Did you take psychology? You probably certainly understand the concept of “euphoria” where, because people are so enthralled they lose their normal skepticism. They don’t look hard at prices and risks, in other words. Well believe it or not, there is an opposing human emotion to euphoria called “depression”. That is when people get so discouraged, look so hard at the downside of every proposition, that they can hardly be stirred to take any risk.
Right now you are probably entering the first merely “sober” period in your entire career within your marketplace. I pray people won’t go further than becoming “sober” because the next emotional stage down is a bit too ugly to contemplate.
Best of luck with your business and investments.

 
Comment by jag
2006-09-29 13:04:06

Well your “view” that prices are where “they should be” is just about to get swamped by reality.
Pray tell, how does a ratio of probably 2 or 3 sellers for every buyer result in prices staying “where they should be”?
And assuming prices ARE “where they should be” how can they be sustained “where they should be” absent a rise in incomes, a drop in interest rates or an increase in “speculation”?
What you probably don’t understand is that just about 10 years before you got into the real estate business there was a mere “bust”.
Demographics back then were great, rates were headed down, incomes headed up…yet the real estate market tanked for at least five years. Oh, and back then you had a demand constraint called “qualifying for a loan” that, at least until recently, has become a quaint notion.
Is there anyone left who wanted to own a home (or two or three) in the last few years who hasn’t been able to buy due to lower rates, lower qualification needs and the certainty that what they were buying was going to appreciate?
And now? Will as many people qualify? Will rates drop further? Dramatically? Will incomes grow as rapidly as they did in the 90s? Will people now, automatically, assume price appreciation?
If you can tell me how demand will grow in a market where it was proved as recently as the mild 90s experience that real estate does conform to economic and investment reality, I will gladly send you a check for $100 to your favorite charity.
Give me the reasons, the logic and I will gladly cough up the dough.

Comment by CarrieAnn
2006-09-29 14:24:40

Not sure why you guys were all over LAinvestor girl. My interpretation was that she thought prices should be at the 2000-2001 levels which I’ve heard lots of our favorite posters here also say.

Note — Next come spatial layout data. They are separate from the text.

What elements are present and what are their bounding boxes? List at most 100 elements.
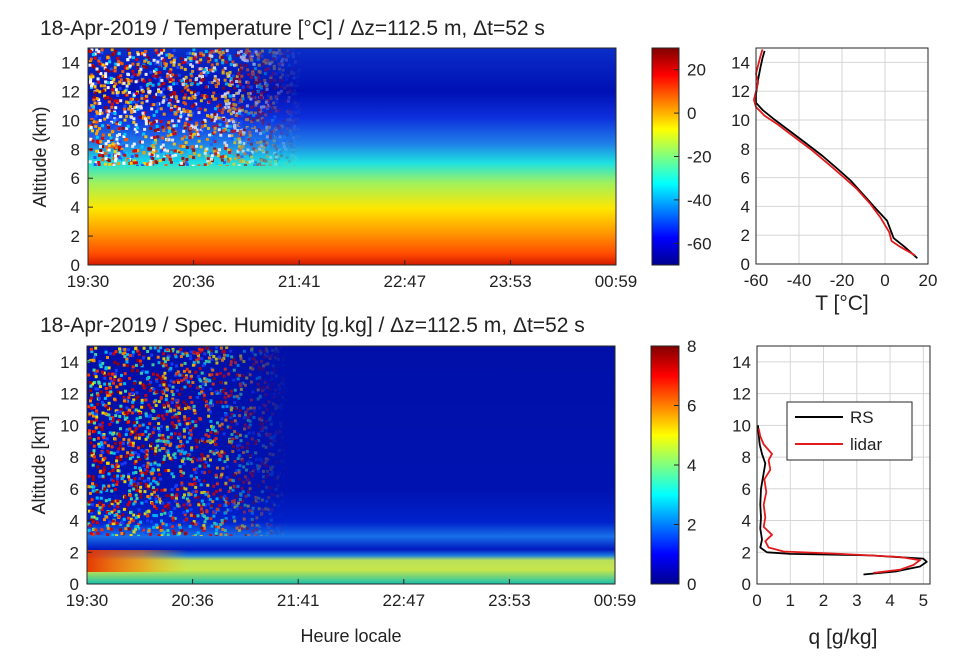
humidity-profile-line-rs <box>757 425 928 576</box>
temperature-x-tick-label: 00:59 <box>595 272 638 291</box>
humidity-profile-line-lidar <box>757 428 921 574</box>
temperature-y-ticks: 0 2 4 6 8 10 12 14 <box>61 53 93 275</box>
temperature-profile-lines <box>753 49 918 259</box>
humidity-y-tick-label: 8 <box>70 448 79 467</box>
temperature-x-tick-label: 21:41 <box>278 272 321 291</box>
temperature-y-tick-label: 2 <box>71 227 80 246</box>
temperature-colorbar-tick-label: -20 <box>687 148 712 167</box>
temperature-y-tick-label: 14 <box>61 53 80 72</box>
temperature-profile-y-ticks: 0 2 4 6 8 10 12 14 <box>731 53 750 274</box>
temperature-heatmap-panel: 18-Apr-2019 / Temperature [°C] / Δz=112.… <box>30 17 712 291</box>
humidity-x-tick-label: 19:30 <box>66 591 109 610</box>
humidity-profile-x-tick-label: 5 <box>919 591 928 610</box>
temperature-title: 18-Apr-2019 / Temperature [°C] / Δz=112.… <box>40 17 545 40</box>
humidity-x-tick-label: 22:47 <box>383 591 426 610</box>
temperature-y-tick-label: 10 <box>61 111 80 130</box>
temperature-profile-x-tick-label: -20 <box>830 271 855 290</box>
humidity-profile-x-tick-label: 0 <box>752 591 761 610</box>
humidity-y-tick-label: 0 <box>70 575 79 594</box>
humidity-profile-x-ticks: 0 1 2 3 4 5 <box>752 591 928 610</box>
temperature-profile-y-tick-label: 8 <box>741 140 750 159</box>
temperature-colorbar-tick-label: 20 <box>687 61 706 80</box>
humidity-y-tick-label: 6 <box>70 480 79 499</box>
temperature-colorbar-tick-label: -60 <box>687 234 712 253</box>
humidity-colorbar-tick-label: 8 <box>687 337 696 356</box>
legend-lidar-label: lidar <box>850 435 882 454</box>
humidity-profile-x-label: q [g/kg] <box>809 626 878 649</box>
humidity-x-ticks: 19:30 20:36 21:41 22:47 23:53 00:59 <box>66 579 637 610</box>
humidity-y-tick-label: 4 <box>70 512 79 531</box>
humidity-x-tick-label: 00:59 <box>594 591 637 610</box>
temperature-noise <box>88 48 306 169</box>
temperature-y-label: Altitude (km) <box>30 106 50 207</box>
temperature-x-tick-label: 23:53 <box>489 272 532 291</box>
temperature-y-tick-label: 12 <box>61 82 80 101</box>
humidity-x-tick-label: 21:41 <box>277 591 320 610</box>
legend-rs-label: RS <box>850 408 874 427</box>
humidity-field <box>87 346 615 584</box>
humidity-frame <box>86 345 616 585</box>
temperature-profile-y-tick-label: 6 <box>741 169 750 188</box>
humidity-profile-y-tick-label: 2 <box>742 543 751 562</box>
temperature-frame <box>87 47 617 266</box>
temperature-profile-x-tick-label: 0 <box>880 271 889 290</box>
humidity-colorbar-ticks: 8 6 4 2 0 <box>674 337 696 594</box>
humidity-profile-lines <box>757 425 928 576</box>
temperature-profile-y-tick-label: 2 <box>741 226 750 245</box>
humidity-x-tick-label: 23:53 <box>488 591 531 610</box>
humidity-profile-x-tick-label: 4 <box>885 591 894 610</box>
humidity-y-tick-label: 14 <box>60 353 79 372</box>
humidity-profile-y-tick-label: 0 <box>742 575 751 594</box>
temperature-colorbar-tick-label: 0 <box>687 104 696 123</box>
humidity-y-tick-label: 10 <box>60 416 79 435</box>
humidity-profile-y-tick-label: 6 <box>742 480 751 499</box>
temperature-y-tick-label: 8 <box>71 140 80 159</box>
humidity-colorbar-tick-label: 2 <box>687 516 696 535</box>
humidity-profile-y-tick-label: 8 <box>742 448 751 467</box>
humidity-x-label: Heure locale <box>300 626 401 646</box>
humidity-noise <box>87 346 290 539</box>
temperature-y-tick-label: 0 <box>71 256 80 275</box>
humidity-profile-x-tick-label: 1 <box>786 591 795 610</box>
temperature-y-tick-label: 6 <box>71 169 80 188</box>
temperature-profile-frame <box>755 47 929 265</box>
temperature-x-tick-label: 22:47 <box>384 272 427 291</box>
temperature-profile-x-ticks: -60 -40 -20 0 20 <box>744 271 938 290</box>
humidity-heatmap-panel: 18-Apr-2019 / Spec. Humidity [g.kg] / Δz… <box>29 314 696 646</box>
humidity-y-tick-label: 12 <box>60 385 79 404</box>
temperature-profile-x-tick-label: -40 <box>787 271 812 290</box>
humidity-y-ticks: 0 2 4 6 8 10 12 14 <box>60 353 92 594</box>
humidity-colorbar-tick-label: 0 <box>687 575 696 594</box>
humidity-early-boundary-layer <box>87 550 187 572</box>
temperature-x-ticks: 19:30 20:36 21:41 22:47 23:53 00:59 <box>67 260 638 291</box>
humidity-x-tick-label: 20:36 <box>171 591 214 610</box>
humidity-y-label: Altitude [km] <box>29 415 49 514</box>
temperature-y-tick-label: 4 <box>71 198 80 217</box>
temperature-profile-y-tick-label: 4 <box>741 197 750 216</box>
humidity-profile-y-ticks: 0 2 4 6 8 10 12 14 <box>732 353 751 594</box>
temperature-profile-x-tick-label: 20 <box>919 271 938 290</box>
humidity-profile-legend: RS lidar <box>786 401 913 461</box>
temperature-colorbar-ticks: 20 0 -20 -40 -60 <box>674 61 712 253</box>
temperature-profile-y-tick-label: 12 <box>731 82 750 101</box>
temperature-x-tick-label: 19:30 <box>67 272 110 291</box>
temperature-colorbar-tick-label: -40 <box>687 191 712 210</box>
humidity-y-tick-label: 2 <box>70 543 79 562</box>
temperature-profile-panel: -60 -40 -20 0 20 0 2 4 6 8 10 12 14 T [°C] <box>731 47 938 315</box>
humidity-colorbar-tick-label: 6 <box>687 397 696 416</box>
temperature-x-tick-label: 20:36 <box>172 272 215 291</box>
temperature-profile-line-lidar <box>753 49 916 257</box>
humidity-profile-y-tick-label: 12 <box>732 385 751 404</box>
humidity-profile-frame <box>756 345 931 585</box>
humidity-profile-y-tick-label: 4 <box>742 512 751 531</box>
humidity-colorbar-tick-label: 4 <box>687 456 696 475</box>
temperature-profile-x-tick-label: -60 <box>744 271 769 290</box>
humidity-title: 18-Apr-2019 / Spec. Humidity [g.kg] / Δz… <box>40 314 585 337</box>
temperature-profile-y-tick-label: 10 <box>731 111 750 130</box>
humidity-profile-y-tick-label: 14 <box>732 353 751 372</box>
humidity-profile-x-tick-label: 2 <box>819 591 828 610</box>
legend-box <box>786 401 913 461</box>
humidity-profile-x-tick-label: 3 <box>852 591 861 610</box>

My interpretation was that she was saying the correction hadn’t even begun yet.

Comment by BanteringBear
2006-09-29 21:06:17

That was how I understood her too.

 
 
Comment by fred hooper
2006-09-29 14:51:27

Some of you are missing her point. She said that she thinks prices SHOULD drop back at 2000 levels, and that they have a long way to go to get to that level..

 
 
Comment by Northeastener
2006-09-29 14:22:54

“Prices are still way, way, way above where they were in 2000-2001, which in my view is where they should be.”

I could be wrong, but I think lainvestorgirl is saying she thinks prices should be at 2000-2001 levels… based on her previous posts and my understanding of her last post.

 
Comment by jag
2006-09-30 04:07:10

I see your/her points. Sorry if I misinterpretated her statement.